Grand préhistorien, mais atypique, car autodidacte et indépendant des institutions scientifiques, Jean Arnal fut aussi un maître pour de nombreux jeunes archéologues.

Jean Arnal (Crédit: Montpellier-Agglomération)

Jean Arnal (Crédit: Montpellier-Agglomération).

Ainsi, n'hésitait-il pas à leur donner le conseil suivant: Vous devez distinguer deux choses : la recherche pure, que je fais moi-même, et les idées que vous devez présenter à vos professeurs. De fait, celui qui établira la chronologie du Néolithique languedocien sait en effet avoir de l'avance sur les universitaires. Aux étudiants, il recommande la fouille, base de tout progrès, qu'il faut mener "proprement". Quel attitude plus scientifique, plus pragmatique et plus indépendante d'esprit que celle de ce remarquable chercheur amateur?

Toute simple, l'exposition sera vite parcourue. Un film très bien réalisé résume la vie scientifique de Jean Arnal. Sauf pour celle ou celui qui s'y connait, les objets néolithiques - poignards en silex, perles de pierre, céramiques,... - semblent peu distincts les uns des autres et difficiles à interpréter chronologiquement. Ils sont beaux pour autant, tout particulièrement les productions lithiques comme les grattoirs, les pointes de lance en feuilles de laurier et autres poignards, qui attestent de l'incroyable finesse atteinte par les tailleurs, en une époque où l'on commençait à polir la pierre. Les grandes lames de silex, sans doute peu utilisables mais prestigieuses, semblent avoir joué au cours du Néolithique méridional le même genre de rôle social éminent que l'on a sait qu'elles eurent dans la culture de culture de Gumelnița-Karanovo VI au Ve millénaire en Bulgarie (nécropole de Varna en Bulgarie, -4600 à -4200 ans), puis plus d'un millénaire plus tard en Europe occidentale, par exemple au Grand Pressigny au IIIe millénaire. Une grande lame d'abord taillée, puis polie témoigne de façon fascinante de la façon progressive dont est apparue la pierre polie, laquelle prend aussi la forme de hache en jadéite et autre pierre verte des Alpes italiennes, que l'on sertissait dans quelque bois de cerf. Très émouvants aussi sont ces grands vases à cordons, que les hommes du Néolithique final languedocien plaçaient dans les grottes calcaires de la région afin de recueillir l'eau fraîche qui gouttait du plafond.
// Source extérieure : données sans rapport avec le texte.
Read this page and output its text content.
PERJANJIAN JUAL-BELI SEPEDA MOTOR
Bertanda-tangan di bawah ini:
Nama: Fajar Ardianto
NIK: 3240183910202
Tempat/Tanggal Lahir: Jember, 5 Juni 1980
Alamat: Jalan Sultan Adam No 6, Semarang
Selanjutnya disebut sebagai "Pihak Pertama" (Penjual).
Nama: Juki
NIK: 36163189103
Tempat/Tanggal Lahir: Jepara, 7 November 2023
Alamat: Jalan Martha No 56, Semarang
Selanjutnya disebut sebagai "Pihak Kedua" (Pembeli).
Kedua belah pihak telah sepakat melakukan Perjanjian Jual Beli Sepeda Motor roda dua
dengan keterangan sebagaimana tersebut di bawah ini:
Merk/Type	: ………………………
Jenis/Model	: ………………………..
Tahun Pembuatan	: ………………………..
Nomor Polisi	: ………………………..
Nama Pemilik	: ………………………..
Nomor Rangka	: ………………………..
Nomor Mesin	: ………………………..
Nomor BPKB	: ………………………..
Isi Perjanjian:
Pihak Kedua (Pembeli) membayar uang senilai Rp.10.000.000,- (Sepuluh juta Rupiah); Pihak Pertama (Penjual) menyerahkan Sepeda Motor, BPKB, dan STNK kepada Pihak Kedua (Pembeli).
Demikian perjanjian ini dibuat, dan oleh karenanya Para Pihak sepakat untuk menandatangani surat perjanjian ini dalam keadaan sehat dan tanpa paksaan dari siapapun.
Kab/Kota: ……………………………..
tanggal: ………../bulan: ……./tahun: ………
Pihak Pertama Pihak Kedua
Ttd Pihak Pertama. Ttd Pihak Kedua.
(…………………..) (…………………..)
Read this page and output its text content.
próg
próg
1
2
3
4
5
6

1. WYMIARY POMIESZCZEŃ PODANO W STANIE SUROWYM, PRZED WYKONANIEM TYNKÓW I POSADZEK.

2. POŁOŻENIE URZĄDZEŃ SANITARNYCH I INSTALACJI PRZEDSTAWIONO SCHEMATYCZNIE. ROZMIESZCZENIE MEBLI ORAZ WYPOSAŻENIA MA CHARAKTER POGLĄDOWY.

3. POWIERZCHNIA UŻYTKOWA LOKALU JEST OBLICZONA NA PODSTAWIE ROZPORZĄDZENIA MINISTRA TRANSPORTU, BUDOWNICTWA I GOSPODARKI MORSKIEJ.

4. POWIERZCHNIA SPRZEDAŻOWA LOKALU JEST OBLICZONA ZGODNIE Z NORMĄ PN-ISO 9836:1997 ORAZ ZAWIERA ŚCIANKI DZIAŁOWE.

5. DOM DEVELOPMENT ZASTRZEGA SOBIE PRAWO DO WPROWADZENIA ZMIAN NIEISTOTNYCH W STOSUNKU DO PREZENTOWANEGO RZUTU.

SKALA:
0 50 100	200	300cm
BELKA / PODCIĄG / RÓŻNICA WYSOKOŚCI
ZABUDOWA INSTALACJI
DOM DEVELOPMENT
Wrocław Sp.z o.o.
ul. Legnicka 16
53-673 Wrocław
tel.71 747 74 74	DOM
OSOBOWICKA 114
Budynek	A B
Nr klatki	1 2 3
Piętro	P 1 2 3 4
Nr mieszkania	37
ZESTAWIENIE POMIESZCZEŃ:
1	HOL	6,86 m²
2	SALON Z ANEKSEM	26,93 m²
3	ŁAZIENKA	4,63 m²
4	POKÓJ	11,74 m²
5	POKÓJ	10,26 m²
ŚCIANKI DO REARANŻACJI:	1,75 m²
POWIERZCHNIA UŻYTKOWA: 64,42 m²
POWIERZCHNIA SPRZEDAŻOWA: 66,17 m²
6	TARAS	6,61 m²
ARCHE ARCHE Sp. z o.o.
Des vases à cordon du Néolithique final languedocien, du type de ceux que l'on a retrouvé dans des grottes. (Crédit: François Savatier).
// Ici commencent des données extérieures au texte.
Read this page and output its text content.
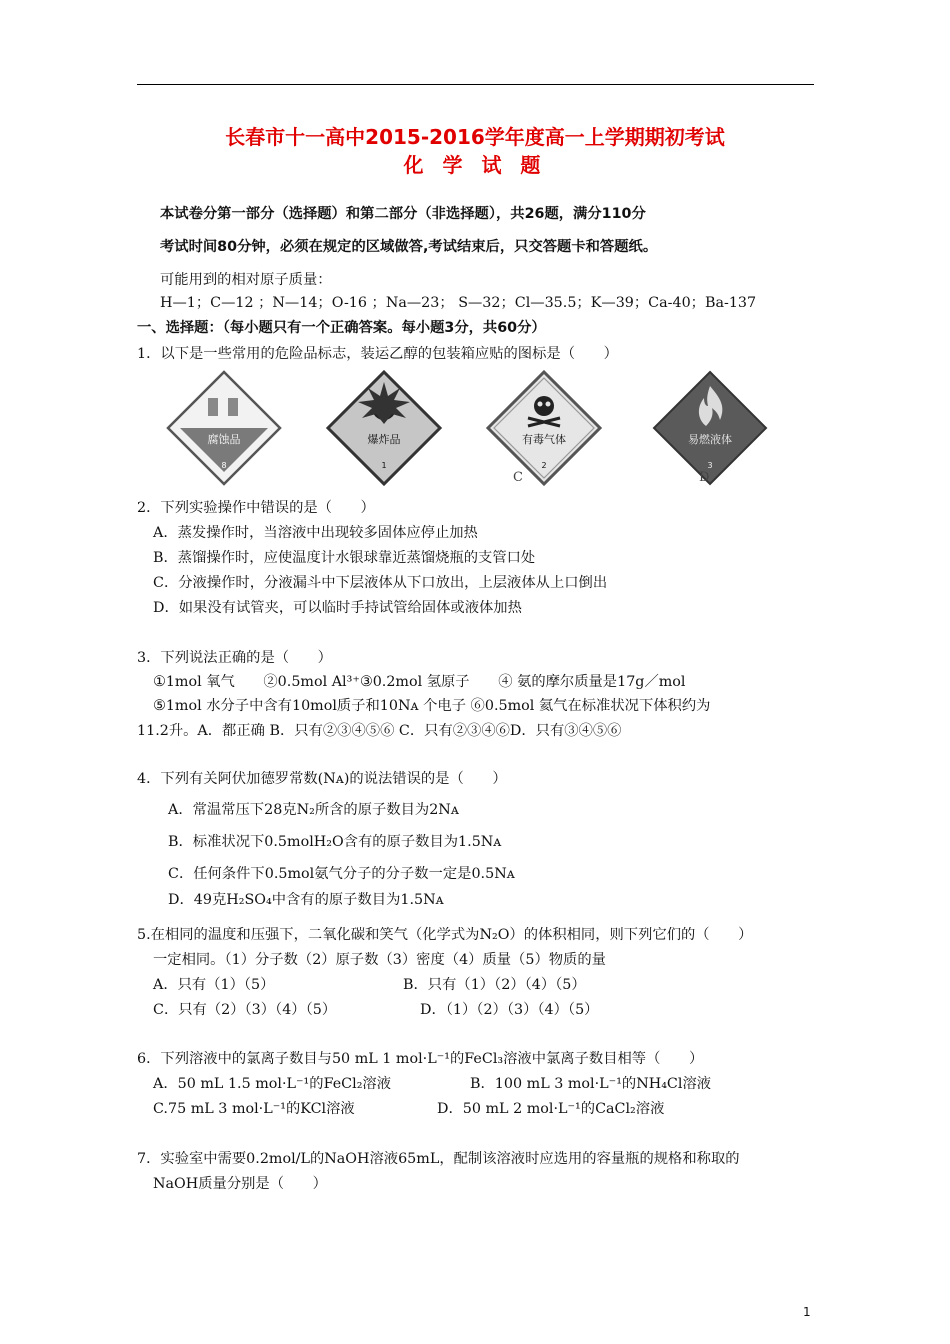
长春市十一高中2015-2016学年度高一上学期期初考试
化 学 试 题
本试卷分第一部分（选择题）和第二部分（非选择题），共26题，满分110分
考试时间80分钟，必须在规定的区域做答,考试结束后，只交答题卡和答题纸。
可能用到的相对原子质量：
H—1；C—12 ；N—14；O-16 ；Na—23； S—32；Cl—35.5；K—39；Ca-40；Ba-137
一、选择题：（每小题只有一个正确答案。每小题3分，共60分）
1．以下是一些常用的危险品标志，装运乙醇的包装箱应贴的图标是（　　）
腐蚀品
8
爆炸品
1
有毒气体
2
易燃液体
3
C	D
2．下列实验操作中错误的是（　　）
A．蒸发操作时，当溶液中出现较多固体应停止加热
B．蒸馏操作时，应使温度计水银球靠近蒸馏烧瓶的支管口处
C．分液操作时，分液漏斗中下层液体从下口放出，上层液体从上口倒出
D．如果没有试管夹，可以临时手持试管给固体或液体加热
3．下列说法正确的是（　　）
①1mol 氧气　　②0.5mol Al³⁺③0.2mol 氢原子　　④ 氨的摩尔质量是17g／mol
⑤1mol 水分子中含有10mol质子和10Nᴀ 个电子 ⑥0.5mol 氦气在标准状况下体积约为
11.2升。A．都正确 B．只有②③④⑤⑥ C．只有②③④⑥D．只有③④⑤⑥
4．下列有关阿伏加德罗常数(Nᴀ)的说法错误的是（　　）
A．常温常压下28克N₂所含的原子数目为2Nᴀ
B．标准状况下0.5molH₂O含有的原子数目为1.5Nᴀ
C．任何条件下0.5mol氨气分子的分子数一定是0.5Nᴀ
D．49克H₂SO₄中含有的原子数目为1.5Nᴀ
5.在相同的温度和压强下，二氧化碳和笑气（化学式为N₂O）的体积相同，则下列它们的（　　）
一定相同。（1）分子数（2）原子数（3）密度（4）质量（5）物质的量
A．只有（1）（5）	B．只有（1）（2）（4）（5）
C．只有（2）（3）（4）（5）	D．（1）（2）（3）（4）（5）
6．下列溶液中的氯离子数目与50 mL 1 mol·L⁻¹的FeCl₃溶液中氯离子数目相等（　　）
A．50 mL 1.5 mol·L⁻¹的FeCl₂溶液	B．100 mL 3 mol·L⁻¹的NH₄Cl溶液
C.75 mL 3 mol·L⁻¹的KCl溶液	D．50 mL 2 mol·L⁻¹的CaCl₂溶液
7．实验室中需要0.2mol/L的NaOH溶液65mL，配制该溶液时应选用的容量瓶的规格和称取的
NaOH质量分别是（　　）
1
Des vases à cordon du Néolithique final languedocien, du type de ceux que l'on a retrouvé dans des grottes. (Crédit: François Savatier).

Et puis, au Musée Henri Prades, des hommes néolithiques sont présents! Les statues-menhirs du Néolithique méridional nous ont en effet appris que les menhirs sont des représentations de notables avec les attributs de leur prestige, dont on souhaitait (ou devait) garder le souvenir:

La stèle de Lauris, issue de la vallée de la Durance est un exemple de statue-menhir du néolithique méridional provençal (crédit François Savatier)..

La stèle de Lauris, issue de la vallée de la Durance est un exemple de statue-menhir du néolithique méridional provençal (crédit François Savatier).

Alors, en sortant de l'exposition, vous pourrez leur confier votre avis sur ce que vous avez vu, et discuter avec eux de l'évolution de la société depuis qu'eux y paradaient, décorés de grandes lames de silex, plutôt que d'écharpes tricolores!